Abstract: OBJECTIVE: To study the distribution and expression of type-1 plasminogen activator inhibitor (PAI-1) and type-2 plasminogen activator inhibitor (PAI-2) in synovial tissue from rheumatoid arthritis(RA) and measure the antigen levels and activity in synovial fluid and plasma of patients with RA. METHODS: Immunohistochemical analysis was used to detect PAI-1 and PAI-2 expression and distribution in synovial tissue from 24 RA patients, 18 osteoarthritis (OA) patients and 6 normal subjects. PAI-1 and PAI-2 antigen concentration and activity were determined with ELISA sandwich method. RESULTS: In RA patients, positive staining of PAI-1 and PAI-2 was seen respectively in all the 24 cases and 8 of the 24 cases; positive expression was distributed mainly in the synovial lining area. In OA patients, positive staining of PAI-1 was detected in 8 cases and its positive distribution was similar to that in RA. No PAI-2 positive staining was seen in all the OA cases. In 6 normal subjects with normal synovial tissue, the staining was negative. The concentration and activity of PAI-1 in RA synovial fluid(SF) were significantly higher than those in the plasma(P < 0.001 and P < 0.05). The concentration and activity of PAI-1 in the plasma of RA were also much higher than those in the plasma of OA(P < 0.05 and P < 0.0001) and healthy subjects(P < 0.0001 and P < 0.001). The concentration and activity of PAI-1 in SF and plasma of RA correlated positively. CONCLUSION: The up-regulated expression of PAI-1 and PAI-2 and the concentration and activity of PAI-1 in SF and plasma were significantly higher in RA than those in OA and healthy subjects, suggesting PAI especially PAI-1 may play an important role in the pathogenesis of RA.

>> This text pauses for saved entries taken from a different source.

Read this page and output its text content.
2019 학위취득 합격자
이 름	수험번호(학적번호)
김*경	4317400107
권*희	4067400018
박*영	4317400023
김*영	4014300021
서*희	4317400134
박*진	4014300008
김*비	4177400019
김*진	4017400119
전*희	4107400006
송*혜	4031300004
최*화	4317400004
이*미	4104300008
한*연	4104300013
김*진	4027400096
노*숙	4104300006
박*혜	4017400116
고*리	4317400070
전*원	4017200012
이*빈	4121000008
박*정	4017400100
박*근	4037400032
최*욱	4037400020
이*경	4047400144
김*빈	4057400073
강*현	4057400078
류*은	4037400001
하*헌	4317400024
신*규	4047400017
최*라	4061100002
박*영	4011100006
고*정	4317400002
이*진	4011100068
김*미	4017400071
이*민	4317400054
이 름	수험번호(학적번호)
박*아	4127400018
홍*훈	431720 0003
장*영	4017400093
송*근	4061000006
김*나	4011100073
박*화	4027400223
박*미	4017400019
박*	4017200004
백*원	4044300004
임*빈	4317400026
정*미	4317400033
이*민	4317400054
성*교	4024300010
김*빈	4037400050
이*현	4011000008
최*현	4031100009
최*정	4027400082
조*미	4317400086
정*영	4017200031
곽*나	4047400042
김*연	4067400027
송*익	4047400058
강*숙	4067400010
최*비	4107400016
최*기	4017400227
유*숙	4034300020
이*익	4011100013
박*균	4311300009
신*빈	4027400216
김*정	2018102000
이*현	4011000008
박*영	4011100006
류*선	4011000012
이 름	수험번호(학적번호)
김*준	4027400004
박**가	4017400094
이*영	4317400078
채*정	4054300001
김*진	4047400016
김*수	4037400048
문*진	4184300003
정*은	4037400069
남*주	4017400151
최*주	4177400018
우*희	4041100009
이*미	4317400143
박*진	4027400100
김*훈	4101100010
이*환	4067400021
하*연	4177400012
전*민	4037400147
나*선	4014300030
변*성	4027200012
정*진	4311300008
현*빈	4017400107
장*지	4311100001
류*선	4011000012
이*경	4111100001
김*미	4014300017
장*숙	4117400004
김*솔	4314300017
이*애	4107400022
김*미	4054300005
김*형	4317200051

Seta N, Granfors K, Sahly H, Kuipers JG, Song YW, Baeten D, Veys EM, Maksymowych W, Märker-Hermann E, Gu J, Huang F, Kirveskari J, Yu DT. · University of California Los Angeles, USA. · Arthritis Rheum. · Pubmed #11315932 links to  free full text

Abstract: OBJECTIVE: Reactive arthritis (ReA) is postulated to be caused by a defective host defense against gram-negative bacteria. HLA-B27 could play a role in this process, but does not account for the many HLA-B27 negative patients. The objective of this study was to test the expression of 3 macrophage scavenger receptors (SRs) that are responsible for innate immunity against gram-negative bacteria: SR class A type I (SR-AI), SR-AII, and the macrophage receptor with collagenous structure (MARCO). We postulate that defects in such receptors might also contribute to the host risk factors that increase the predisposition to ReA and perhaps other subtypes of spondylarthropathy (SpA). METHODS: Peripheral blood, synovial fluid, and synovial tissue samples were obtained from patients with recent Salmonella infection, ReA, other SpA, and rheumatoid arthritis (RA). The expression of SRs receptors was assessed by semiquantitative reverse transcriptase-polymerase chain reaction. RESULTS: Evaluation of the peripheral blood mononuclear cells (PBMC) from 4 patients who were recently infected with Salmonella, showed that PBMC from 2 patients who developed ReA expressed positive levels of MARCO, while PBMC from 2 patients who recovered from infection without sequelae did not. The synovial fluid mononuclear cells (SFMC) from some ReA patients expressed MARCO, but the levels were only moderate. The level of MARCO in the SFMC from the SpA patient group was low. In marked contrast, MARCO expression was high in almost all samples of RA SFMC. These findings also extended to synovial tissues. CONCLUSION: Expression of the host defense gene MARCO was susceptible to modulation, not only during infections, but also in the inflammatory arthritis conditions RA and SpA. MARCO is a variable to be considered as a candidate factor that might contribute to ReA.